Webseite: www.24bilder.net

OT: Human
Frankreich 2015
Regie: Yann Arthus-Bertrand
Länge: 143 Min.
Verleih: Polyband, Vertrieb: 24 Bilder
Kinostart: 20. Oktober 2016
 

FILMKRITIK:

Bekannt wurde der französische Fotograf und Journalist Yann Arthus-Bertrand für seine ausgefeilten Luftbildfotografien, die er 2009 in seinem ersten Kinofilm „Home“ verwendete. In „Human“ kommen nun ebenfalls spektakuläre Bilder zum Einsatz, etwa von einem Sandsturm oder einem übervollen Wellenbad. Solche Aufnahmen dienen allerdings nicht wie in „Home“ als Hauptattraktion, sondern als Zwischenstücke. Im Zentrum stehen die Interviews, die Arthus-Bertrand aus einer immer gleich bleibenden, frontalen Draufsicht zeigt. Die Gesprächspartner sitzen vor einem neutralen schwarzen Hintergrund, blicken dem Publikum direkt in die Augen und erzählen ihre Anekdoten.
 
Die Menschen aus aller Herren Länder berichten von essentiellen menschlichen Gefühlen, von der Suche nach Glück und grundlegenden Facetten des Menschseins. Die Montage gliedert die Interviews nach Themen wie Religion, Familie, Migration, Krieg oder Globalisierung.
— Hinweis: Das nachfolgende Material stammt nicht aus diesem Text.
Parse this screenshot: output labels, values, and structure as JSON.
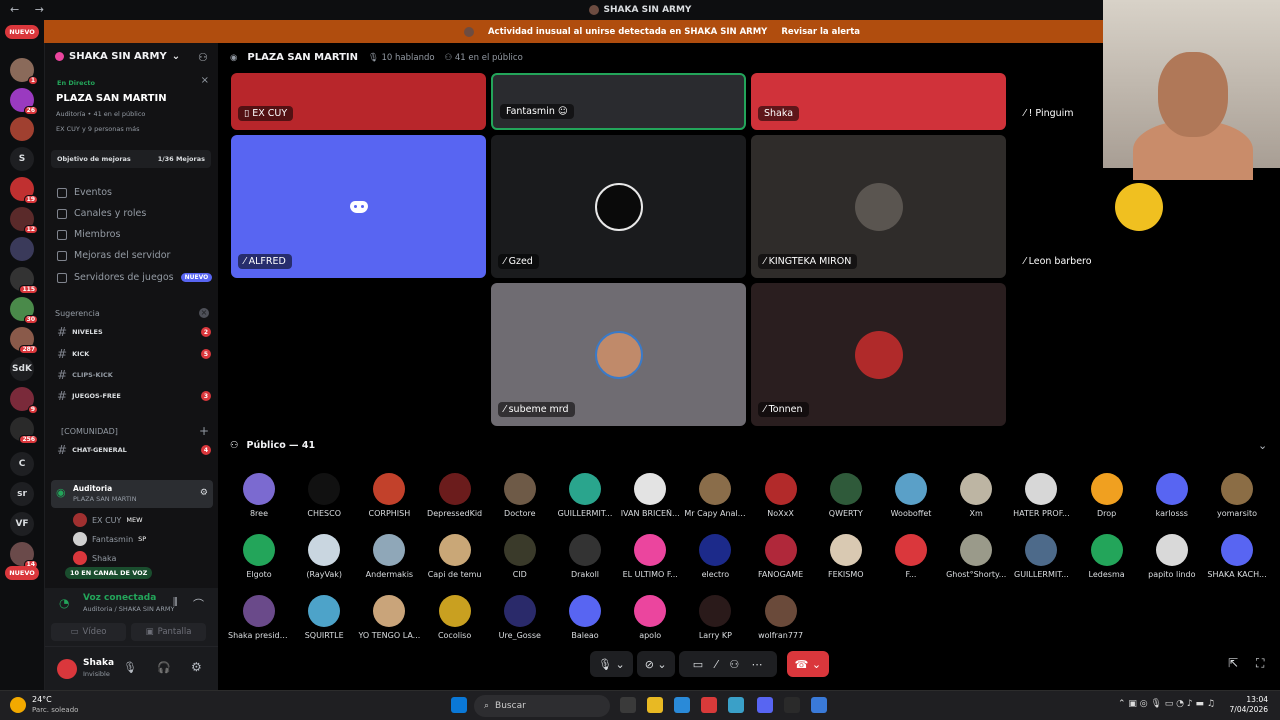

Widersprüche schließt Yann Arthus-Bertrand nicht aus: Auf den Bericht eines Palästinensers, dessen Tochter von einem israelischen Soldaten erschossen wurde, folgt ein Israeli, der seine Tochter bei einem Selbstmordanschlag verlor. Und ein Mörder lernt ausgerechnet von der Mutter seines Opfers, was Liebe bedeutet. Glück und Schmerz liegen in Arthus-Bertrands Montage nah beieinander und die Gesichter der namenlosen Interviewpartner avancieren zu Landschaften, aus denen der Betrachter eine breite Palette an menschlichen Gefühlen lesen kann: Angst, Scham, Liebe und Begehren, Hoffnung und Verzweiflung.
 
In eine glasklare Struktur gefasst deckt der punktuell von Trommelmusik begleitete Dokumentarfilm ein außerordentlich breites Spektrum menschlicher Regungen ab, die implizit im Kontext gesellschaftlicher Rahmenbedingungen verortet werden. Für Yann Arthus-Bertrand ist „Human“ in erster Linie ein politischer Film, der den wirtschaftlich abgehängten Bevölkerungsteilen der Erde eine Stimme verleiht. Eine Episode zeigt beispielsweise ein modernes indisches Hochhaus. Auf jeder Etage befindet sich ein privater Swimming Pool, doch erbaut wurde das Gebäude von Bauern, die ihre Heimat verlassen mussten, weil es dort kein Trinkwasser mehr gab.